In this first part of what I expect to be a few posts about Alfresco System Receiver (ASR) optimizations, I’ll talk specifically about XML Metadata Extractors for Alfresco Web Content Management (WCM). So what is an XML metadata extractor, and why should you care about it? Let’s put it in the context of a diagram:
In the diagram above we see that the WCM authoring environment is configured with web forms. This allows business users to enter content into the system; an article to be published for example. To do so, the user does not have to be skilled in web related technologies, such as HTML; they simply fill out a form with the content to be published. Once their content is entered it is saved as XML, submitted to the staging sandbox, and ultimately deployed, in this case to an ASR. The ASR is seen as being configured with an XML Metadata Extractor and a DM content model, which defines aspects that will be applied to the deployed content. So for an article content type on the authoring side, there would be an article aspect defined in the content model on the ASR. The XML metadata extractor is used to extract content from the deployed content (the article) and store is according to the aspect defined in the DM content model. As such, the content delivered via the web form can be indexed by Lucene, enabling optimized search performance on retrieval.
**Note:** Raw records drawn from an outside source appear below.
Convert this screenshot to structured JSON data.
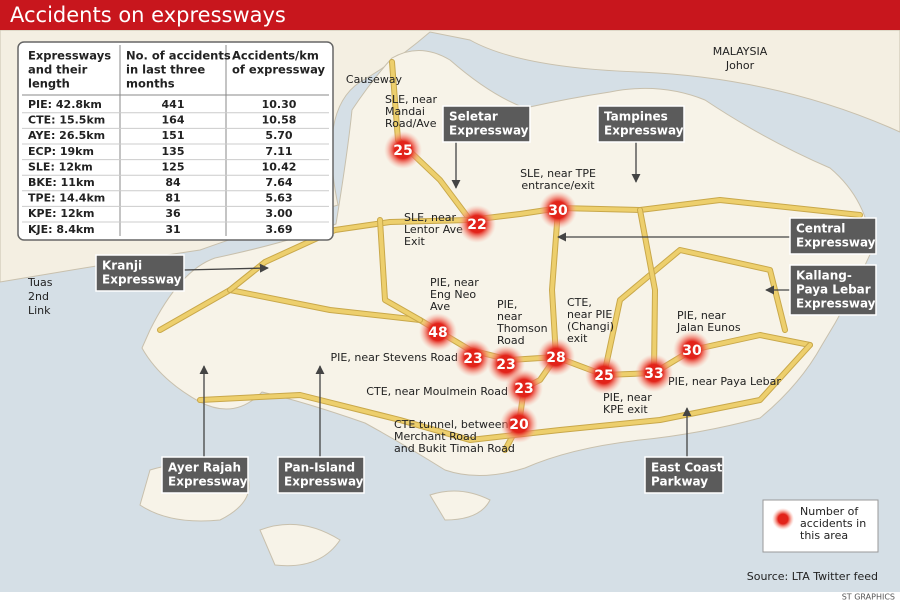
{
  "header": {
    "title": "Accidents on expressways"
  },
  "table": {
    "columns": [
      [
        "Expressways",
        "and their",
        "length"
      ],
      [
        "No. of accidents",
        "in last three",
        "months"
      ],
      [
        "Accidents/km",
        "of expressway"
      ]
    ],
    "rows": [
      [
        "PIE: 42.8km",
        "441",
        "10.30"
      ],
      [
        "CTE: 15.5km",
        "164",
        "10.58"
      ],
      [
        "AYE: 26.5km",
        "151",
        "5.70"
      ],
      [
        "ECP: 19km",
        "135",
        "7.11"
      ],
      [
        "SLE: 12km",
        "125",
        "10.42"
      ],
      [
        "BKE: 11km",
        "84",
        "7.64"
      ],
      [
        "TPE: 14.4km",
        "81",
        "5.63"
      ],
      [
        "KPE: 12km",
        "36",
        "3.00"
      ],
      [
        "KJE: 8.4km",
        "31",
        "3.69"
      ]
    ]
  },
  "map_labels": [
    [
      "MALAYSIA",
      "Johor"
    ],
    [
      "Causeway"
    ],
    [
      "Tuas",
      "2nd",
      "Link"
    ]
  ],
  "hotspots": [
    {
      "count": 25,
      "label": [
        "SLE, near",
        "Mandai",
        "Road/Ave"
      ]
    },
    {
      "count": 22,
      "label": [
        "SLE, near",
        "Lentor Ave",
        "Exit"
      ]
    },
    {
      "count": 30,
      "label": [
        "SLE, near TPE",
        "entrance/exit"
      ]
    },
    {
      "count": 48,
      "label": [
        "PIE, near",
        "Eng Neo",
        "Ave"
      ]
    },
    {
      "count": 23,
      "label": [
        "PIE, near Stevens Road"
      ]
    },
    {
      "count": 23,
      "label": [
        "PIE,",
        "near",
        "Thomson",
        "Road"
      ]
    },
    {
      "count": 28,
      "label": [
        "CTE,",
        "near PIE",
        "(Changi)",
        "exit"
      ]
    },
    {
      "count": 23,
      "label": [
        "CTE, near Moulmein Road"
      ]
    },
    {
      "count": 20,
      "label": [
        "CTE tunnel, between",
        "Merchant Road",
        "and Bukit Timah Road"
      ]
    },
    {
      "count": 25,
      "label": [
        "PIE, near",
        "KPE exit"
      ]
    },
    {
      "count": 33,
      "label": [
        "PIE, near Paya Lebar"
      ]
    },
    {
      "count": 30,
      "label": [
        "PIE, near",
        "Jalan Eunos"
      ]
    }
  ],
  "callouts": [
    [
      "Seletar",
      "Expressway"
    ],
    [
      "Tampines",
      "Expressway"
    ],
    [
      "Central",
      "Expressway"
    ],
    [
      "Kallang-",
      "Paya Lebar",
      "Expressway"
    ],
    [
      "Kranji",
      "Expressway"
    ],
    [
      "Ayer Rajah",
      "Expressway"
    ],
    [
      "Pan-Island",
      "Expressway"
    ],
    [
      "East Coast",
      "Parkway"
    ]
  ],
  "legend": [
    "Number of",
    "accidents in",
    "this area"
  ],
  "footer": {
    "source": "Source: LTA Twitter feed",
    "credit": "ST GRAPHICS"
  }
}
The problem with this approach is that the ASR is likely serving a live production web site that may have thousands (or more) visitors:
As such, it is less than ideal to have the ASR execute the processing required to extract metadata from the XML content on the ASR itself. Wouldn’t it be better if that was done on the authoring server? You bet it would. Hence the first ASR optimization; perform XML metadata extraction in the authoring environment:
One last note: for assistance setting up XML metadata extraction for WCM, see this page on the Alfresco wiki.